A key advantage of an electronic building passport system would be the economisation of data collection, and the removal of the need for multiple redundant assessments of the same property by numerous parties.

“One of the main benefits would be money cost spent on obtaining the data,” said Miller. “A lot of the data is being paid for and generated multiple times – if I’m designing a new house for example, I have to pay for an energy certificate for the performance of that house, and a lot of other information.

“When my financier decides whether to give me a loan for the house, they will have someone else to go create some information, and then when the insurer comes they go and pay for someone else to find that same information

“A lot of the information is being paid for two, three, four or even five times, or every time that a house is sold or leased again.”

Another major benefit would be the streamlining of information flows and data access, permitting both consumers and regulators to be better informed about the condition and qualities of available housing stock.

“There should be a more rapid lodgement and processing time, as well as retrieval of information time, if it were a well-designed electronic system,” said Miller. “This should improve the documentation of housing to give the end consumer better access to information about houses to inform their buying or renting options that would have impacts on their daily running costs.

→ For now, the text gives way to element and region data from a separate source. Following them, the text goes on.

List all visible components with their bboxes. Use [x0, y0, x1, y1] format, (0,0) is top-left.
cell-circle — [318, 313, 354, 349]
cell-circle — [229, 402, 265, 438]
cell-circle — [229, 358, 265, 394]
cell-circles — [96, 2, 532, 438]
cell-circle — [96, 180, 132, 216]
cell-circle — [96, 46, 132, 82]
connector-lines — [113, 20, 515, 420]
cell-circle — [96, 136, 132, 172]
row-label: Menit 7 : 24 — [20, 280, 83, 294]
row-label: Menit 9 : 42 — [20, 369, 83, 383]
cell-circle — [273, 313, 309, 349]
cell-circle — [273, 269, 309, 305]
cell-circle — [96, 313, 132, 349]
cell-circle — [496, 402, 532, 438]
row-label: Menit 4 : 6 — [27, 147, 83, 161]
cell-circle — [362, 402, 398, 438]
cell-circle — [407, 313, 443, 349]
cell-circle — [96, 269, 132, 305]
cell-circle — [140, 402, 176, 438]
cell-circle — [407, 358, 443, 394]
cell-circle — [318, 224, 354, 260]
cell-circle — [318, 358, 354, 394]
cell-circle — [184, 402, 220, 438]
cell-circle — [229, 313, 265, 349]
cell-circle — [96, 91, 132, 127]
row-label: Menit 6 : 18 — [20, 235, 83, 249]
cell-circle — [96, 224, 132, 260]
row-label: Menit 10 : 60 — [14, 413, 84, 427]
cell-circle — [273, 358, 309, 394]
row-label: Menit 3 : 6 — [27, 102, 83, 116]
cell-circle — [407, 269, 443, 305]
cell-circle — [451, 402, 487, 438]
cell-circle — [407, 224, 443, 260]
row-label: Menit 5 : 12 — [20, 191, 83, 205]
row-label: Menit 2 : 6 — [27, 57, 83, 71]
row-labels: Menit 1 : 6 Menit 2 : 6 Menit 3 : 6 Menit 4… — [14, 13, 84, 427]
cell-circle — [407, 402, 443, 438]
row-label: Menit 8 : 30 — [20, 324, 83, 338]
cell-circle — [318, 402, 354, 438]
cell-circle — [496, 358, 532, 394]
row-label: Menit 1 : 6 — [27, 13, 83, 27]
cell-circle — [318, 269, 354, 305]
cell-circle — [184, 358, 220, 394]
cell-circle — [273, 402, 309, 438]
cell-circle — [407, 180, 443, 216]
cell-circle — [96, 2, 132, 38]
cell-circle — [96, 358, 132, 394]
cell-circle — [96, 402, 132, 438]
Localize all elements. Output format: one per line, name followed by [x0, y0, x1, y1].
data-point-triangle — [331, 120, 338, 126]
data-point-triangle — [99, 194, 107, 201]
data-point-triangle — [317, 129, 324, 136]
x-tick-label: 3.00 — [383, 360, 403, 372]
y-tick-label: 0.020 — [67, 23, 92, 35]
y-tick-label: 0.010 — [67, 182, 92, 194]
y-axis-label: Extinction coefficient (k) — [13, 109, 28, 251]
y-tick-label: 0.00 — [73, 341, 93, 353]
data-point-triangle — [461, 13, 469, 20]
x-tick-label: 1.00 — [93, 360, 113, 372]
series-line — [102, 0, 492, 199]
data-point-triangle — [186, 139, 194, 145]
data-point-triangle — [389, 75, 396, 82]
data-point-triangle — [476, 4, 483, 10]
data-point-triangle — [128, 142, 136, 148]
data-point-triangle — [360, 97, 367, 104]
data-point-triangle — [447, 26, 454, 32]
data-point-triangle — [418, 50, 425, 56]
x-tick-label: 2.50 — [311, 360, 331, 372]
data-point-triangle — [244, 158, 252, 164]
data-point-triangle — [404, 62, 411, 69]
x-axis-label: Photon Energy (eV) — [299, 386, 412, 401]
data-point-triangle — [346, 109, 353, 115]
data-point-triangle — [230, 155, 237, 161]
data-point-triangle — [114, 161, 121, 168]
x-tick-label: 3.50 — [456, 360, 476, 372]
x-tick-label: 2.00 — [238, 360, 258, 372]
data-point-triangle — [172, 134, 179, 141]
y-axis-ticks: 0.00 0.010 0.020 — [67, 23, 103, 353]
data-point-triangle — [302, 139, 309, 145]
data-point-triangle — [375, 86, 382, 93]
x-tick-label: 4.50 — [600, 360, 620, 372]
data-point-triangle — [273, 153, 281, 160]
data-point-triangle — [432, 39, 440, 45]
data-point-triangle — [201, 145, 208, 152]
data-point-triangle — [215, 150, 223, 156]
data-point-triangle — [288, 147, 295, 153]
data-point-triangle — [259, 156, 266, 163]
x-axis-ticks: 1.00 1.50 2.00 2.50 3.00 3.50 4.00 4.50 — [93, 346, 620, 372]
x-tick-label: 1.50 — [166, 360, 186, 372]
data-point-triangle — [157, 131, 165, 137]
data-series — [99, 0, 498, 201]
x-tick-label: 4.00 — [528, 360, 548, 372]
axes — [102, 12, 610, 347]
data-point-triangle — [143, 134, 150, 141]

“It should also lower the cost of any inspections or audits for council or state government that are meant to be ensuring houses are built according to design – if the information about the design is not easily accessible, then it’s harder and more time-consuming for an auditor to say whether or not something does or does not comply.”

Another advantage would be providing a trove of data for enhancing policy decisions with respect to housing by government at various levels.

“We’ve been working with Townsville city council to get a lot of their housing data into an electronic building passport, and then seeing if we can use those data sets to create spatial maps for the council that show in colour the different energy ratings of all the different houses in a given suburb,” said Miller.

“If a council or state government wanted to have an energy efficiency drive rather than a general target market, they can actually have a targeted market of just those houses that are underneath a particular level for example.

“[Electronic building passports] could also be used to know what materials are used in houses, so if there’s an asbestos scare, or a scare over wiring or other building products – all things which have occurred in recent years, you can actually try to find specifically where those places are.”

Miller points to local governments as the best launching point for an electronic building passport system in Australia, given that the remit of their current duties encompasses data collection.

“I think it makes sense that it starts at a local government level, because they’re the ones who have the biggest pieces of information about individual dwellings,” she said. “It makes sense that whatever system is put in place actually utilises that data as a starting point.

“One potential solution I see is that local governments used to and still to some extent do collect information on housing for the Australian Bureau of Statistics – that system could be expanded so that we also capture sustainability related things, like energy efficiency, energy usage, whether they have solar panels, what sort of building materials they’re using.”

When it comes to centralised management of the data, Miller points to the possibility of establishing a federal-level body beneath a Commonwealth department.

“It needs to be something electronic, something that different parties can contribute their databases towards, something that can allow different levels of access to the data for different types of uses,” she said.

“Who would actually own or manage that system would be a little difficult to determine. I think ideally that would be a federal initiative, perhaps not a government department, but something under the auspices of a government department.”